The top chart is the S & P 500 from about July 1990 to April 1997.
The bottom chart is the VIX for about the same period.
Under the VIX Asset Allocation Model, as currently configured, I can see that this market is in a bear market at the start of the VIX chart. The pattern is characteristic of the Phase 1 Unstable VIX Pattern. The S & P chart starts at 361 in July 1990. By the end of 1990, it is at 321. During that period, the VIX starts at around 21, shoots up to over 33 in August, falls down to around 21 in November, and then back to 36.2 on 1/14/91. ^VIX: Historical Prices for CBOE VOLATILITY INDEX
That day marked the highest reading in the VIX until 1997. The VIX starts to drift down in January so by the end of the month the VIX closes at 20.91. It then spends February moving in the low 20s with some tentative moves below 20. On March 12th, it closes at 18.82, on the 13th at 16.09, and at 14.94 on the 14th. ^VIX: Historical Prices for CBOE VOLATILITY INDEX
On March 14th, 1991, the S & P 500 was at 373.5.

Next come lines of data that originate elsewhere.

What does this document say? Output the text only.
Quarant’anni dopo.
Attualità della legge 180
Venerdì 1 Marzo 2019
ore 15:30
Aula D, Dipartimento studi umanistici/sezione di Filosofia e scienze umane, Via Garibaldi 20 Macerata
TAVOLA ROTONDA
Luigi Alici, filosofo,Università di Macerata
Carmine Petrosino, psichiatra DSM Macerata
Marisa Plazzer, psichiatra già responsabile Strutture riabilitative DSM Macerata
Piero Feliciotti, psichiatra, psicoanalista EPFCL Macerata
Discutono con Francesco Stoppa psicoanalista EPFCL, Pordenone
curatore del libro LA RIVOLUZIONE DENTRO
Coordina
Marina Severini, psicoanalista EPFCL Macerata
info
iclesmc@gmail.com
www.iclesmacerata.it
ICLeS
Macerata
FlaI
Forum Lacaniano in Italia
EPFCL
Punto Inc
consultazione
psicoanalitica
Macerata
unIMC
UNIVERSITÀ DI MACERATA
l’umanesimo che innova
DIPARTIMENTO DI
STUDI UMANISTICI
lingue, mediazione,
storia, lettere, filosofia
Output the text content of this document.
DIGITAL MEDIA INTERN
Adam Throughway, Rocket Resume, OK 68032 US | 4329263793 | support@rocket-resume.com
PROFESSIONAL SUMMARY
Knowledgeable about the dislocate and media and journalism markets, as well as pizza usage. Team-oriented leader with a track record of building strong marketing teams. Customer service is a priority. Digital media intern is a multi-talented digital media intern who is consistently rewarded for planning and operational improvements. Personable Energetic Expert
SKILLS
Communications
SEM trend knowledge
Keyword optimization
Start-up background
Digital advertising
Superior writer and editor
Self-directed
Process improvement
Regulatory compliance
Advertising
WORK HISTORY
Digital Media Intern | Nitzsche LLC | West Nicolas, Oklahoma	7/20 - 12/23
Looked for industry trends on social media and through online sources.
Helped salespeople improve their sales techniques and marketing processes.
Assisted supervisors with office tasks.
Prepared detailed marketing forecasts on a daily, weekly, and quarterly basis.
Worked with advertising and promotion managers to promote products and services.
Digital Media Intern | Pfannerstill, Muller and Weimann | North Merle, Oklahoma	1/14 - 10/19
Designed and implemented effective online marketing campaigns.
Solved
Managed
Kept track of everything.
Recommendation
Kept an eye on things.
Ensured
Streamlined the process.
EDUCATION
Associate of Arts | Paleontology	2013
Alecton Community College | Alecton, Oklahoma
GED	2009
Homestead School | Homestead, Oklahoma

The VIX is in a STABLE VIX PATTERN of below 20 and stays in that pattern until the Trigger Event in 1997. ^VIX: Historical Prices for CBOE VOLATILITY INDEX
On April 30, 1997, the S & P closed at 801.34 ^GSPC: Historical Prices for S&P 500 INDEX
I think that is conclusive of the historical value of my VIX Asset Allocation Model.
Many people claim that there is no predictive value to the VIX. VIX Up, Market Down? Others assert that "there is nothing monstrously significant about any absolute number in the VIX" Minyanville
I would remind the reader to look at the charts from 2004 to 2007 and the one from 2007. Then look at the formation of the Phase 2 of the Unstable VIX Pattern in September 2008, and the long chart of the current Unstable VIX Pattern.
What are these people looking at, it is just plain as day to me.
Some also say that a one month forward index of volatility can not be an indicator of longer term cyclical moves in the market. I would just respond with several comments. It has proven so far that it can be used as an indicator for longer term stock asset allocations. But I would add a few other comments. It is continuous. So high levels of volatility over 20 is a continuous elevated movement of volatility over time, as shown by the movement in the VIX since August 2007 to now. Second, the initial spike out of the Stable VIX Pattern to around 30, the Trigger Event, is invariably connected to some unsettling event in the market. It is a rational fear causing the volatility. Look at the chart from 2007. The market was continually being jolted, with 3 separate Trigger Events between August 2007 through January 2008. The duration, intensity, and closeness in time indicate something extremely unsettling is occurring in the real world. We know for certain what those events were then and now. Lastly, I made the point in a prior post that a large segment of investors make pricing decisions based on the here and now. Heightened Volatility=More Risk=Potential for Lower Prices to Compensate for the Increased Risks So an enhanced level of volatility now, or predicted over the next 30 days, will cause many to price stocks lower to compensate for the perceived increase in risk for that asset class.